In my children's literature and my literary theory classes, I use these three
picturebooks to help students understand the concept of perspective. Bub, by Natalie Babbitt tells the story of a king and queen searching for the best thing to provide the prince to make him a better person. The king goes to his collection of books, while the queen walks around asking everyone what they think. Of course, they both find out that everyone has different perspectives on the issue.
In Seven Blind Mice, Ed Young retells an ancient Asian folktale about mice that all report on a something they found near their pond. Of course, each mouse experiences something different about the elephant and reports from his or her perspective. Important to pay attention to the colors used in this book to understand various meaning potentials. In Gila Monster Meets You at the Airport Marjorie Sharmat tells the story of a boy from New York City who is being forced to move to Arizona, and the mirrored story of a boy from AZ being forced to move to NYC. This hilarious book is a good one for introducing the concept of perspective taking for younger readers.

Thursday, March 27, 2014

PBD: Imagine a Day series

This series of stories feature surrealistic art and an imaginative story line. Renowned Canadian artist Rob Gonsalves once again stretches the limits of visual exploration with his breathtaking paintings and encourages parents and children alike to look beyond the limits of the everyday world and imagine. These books encourage students to attend to the visual art and consider alternative perspectives of reality. They make for great read alouds and as mentor texts for students dabbling in surrealism.

Wednesday, March 26, 2014

PBD: Picturebooks About Trips to an Art Museum

In today's PBD posting, I am including some of my favorite picturebooks that feature trips to museums and experiences with famous works of art. I have been doing some research focusing on the events and attitudes in picturebooks about art and visits to art museums. The books featured here include some of the more positive attitudes about art and going to an art museum. In many of the books I have been researching kids are dragged kicking and screaming to museums which I don't think is accurate, and I don't think is the message we want to send. Museum visits can be not only educational, but exciting and fun if done correctly. When talking with kids about famous works of art, begin with any of these wonderful books!

Tuesday, March 25, 2014

PBD: Unspoken

I have been doing research on wordless picturebooks for my Reading Teacher Column for Fall 2014. Another of my favorites is Unspoken by Henry Cole. In this powerful story about a runaway slave hiding from soldiers along the underground railroad, Cole features black and white charcoal sketches to render the visual narrative. The facial expressions and eyes add a depth of emotion to the narrative. This is a perfect example of how wordless picturebooks are not for young readers alone.

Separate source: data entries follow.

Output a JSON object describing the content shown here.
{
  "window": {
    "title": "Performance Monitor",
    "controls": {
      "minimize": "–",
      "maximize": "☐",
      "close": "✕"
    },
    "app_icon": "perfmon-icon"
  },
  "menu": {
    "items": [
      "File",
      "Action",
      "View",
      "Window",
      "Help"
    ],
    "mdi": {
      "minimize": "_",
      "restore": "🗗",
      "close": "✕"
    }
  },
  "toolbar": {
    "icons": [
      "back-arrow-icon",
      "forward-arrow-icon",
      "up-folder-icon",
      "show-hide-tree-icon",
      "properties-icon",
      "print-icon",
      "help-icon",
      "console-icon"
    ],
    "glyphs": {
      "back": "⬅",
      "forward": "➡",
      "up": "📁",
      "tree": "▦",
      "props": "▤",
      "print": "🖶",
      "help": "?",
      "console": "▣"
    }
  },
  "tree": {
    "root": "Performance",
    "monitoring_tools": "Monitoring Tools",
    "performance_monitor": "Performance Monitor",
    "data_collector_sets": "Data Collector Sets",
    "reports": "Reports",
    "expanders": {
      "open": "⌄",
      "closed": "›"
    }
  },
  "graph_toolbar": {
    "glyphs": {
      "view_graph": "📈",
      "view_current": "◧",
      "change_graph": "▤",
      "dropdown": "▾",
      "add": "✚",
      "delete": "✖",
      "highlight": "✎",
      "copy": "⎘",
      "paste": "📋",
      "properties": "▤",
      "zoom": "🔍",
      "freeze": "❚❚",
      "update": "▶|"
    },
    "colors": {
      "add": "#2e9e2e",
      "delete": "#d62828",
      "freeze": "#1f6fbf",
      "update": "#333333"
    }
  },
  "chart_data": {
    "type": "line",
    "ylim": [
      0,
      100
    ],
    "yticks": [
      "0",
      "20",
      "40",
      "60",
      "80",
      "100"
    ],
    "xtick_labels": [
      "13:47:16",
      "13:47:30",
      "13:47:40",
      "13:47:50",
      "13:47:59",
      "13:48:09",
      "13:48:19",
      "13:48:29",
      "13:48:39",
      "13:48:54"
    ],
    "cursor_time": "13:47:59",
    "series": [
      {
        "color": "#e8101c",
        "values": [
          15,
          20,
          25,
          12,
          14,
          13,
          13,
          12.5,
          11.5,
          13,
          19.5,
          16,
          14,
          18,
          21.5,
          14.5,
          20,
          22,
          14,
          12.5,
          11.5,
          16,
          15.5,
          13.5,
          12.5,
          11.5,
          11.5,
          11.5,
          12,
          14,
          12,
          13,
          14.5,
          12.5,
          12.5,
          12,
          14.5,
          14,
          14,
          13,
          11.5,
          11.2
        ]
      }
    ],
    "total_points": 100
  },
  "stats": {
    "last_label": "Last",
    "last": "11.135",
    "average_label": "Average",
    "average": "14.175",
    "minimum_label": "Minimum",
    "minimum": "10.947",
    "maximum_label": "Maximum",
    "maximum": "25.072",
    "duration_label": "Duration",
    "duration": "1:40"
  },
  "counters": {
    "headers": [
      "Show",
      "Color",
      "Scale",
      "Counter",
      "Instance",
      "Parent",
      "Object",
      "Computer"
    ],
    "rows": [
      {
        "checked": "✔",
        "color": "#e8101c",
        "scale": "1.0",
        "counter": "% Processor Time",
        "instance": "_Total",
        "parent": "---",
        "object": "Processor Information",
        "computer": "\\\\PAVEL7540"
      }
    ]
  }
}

Here is a video clip with Henry Cole reading (discussing) his wordless picturebook:

Monday, March 24, 2014

PBD: The Rabbits

Yes, this book has been around a bit, but I am teaching dystopian fiction in my undergraduate children's literature course and there are few examples (understandably so) of this genre in picturebook form. This one is close. In this story from Australia, written by John Marsden and illustrated by Shaun Tan, rabbits are used as a metaphor for the colonization of indigenous peoples, in this case the Aboriginal peoples of Australia. However, the story could be seen as a metaphor for any type of colonization of native peoples.
Tan goes to great length to explore historical associations with Australian art (Cook's landing at Botany Bay) for his own illustrations. The story certainly hinges upon knowing a bit of Australian history (for example actual rabbits invading the ecosystem in AU), but this can be brought into the discussion with minimal preparation.
The sing-song language used in the text is sparse but enjoyable to read aloud. The illustrations require close examination to understand their relationship to Aboriginal art and the meanings behind this story from down under.

Sunday, March 23, 2014

PBD: Shark vs. Train

This is one of my favorite picturebooks, one that I highly recommend for reluctant boy readers. In this story, two boys argue over which is better, tougher, and cooler - sharks or trains. They go through a series of tests with train winning some and shark winning some. The illustrations are simple, yet colorful and highly entertaining. I was lucky to have Tom Lichtenheld here at ASU for the annual Language and Literacy Conference in Feb 2014. He was a wonderful speaker and his session inspired many teachers to incorporate his work and drawing in their classrooms. I have become a big fan of Tom's work and look forward to his new books in 2014.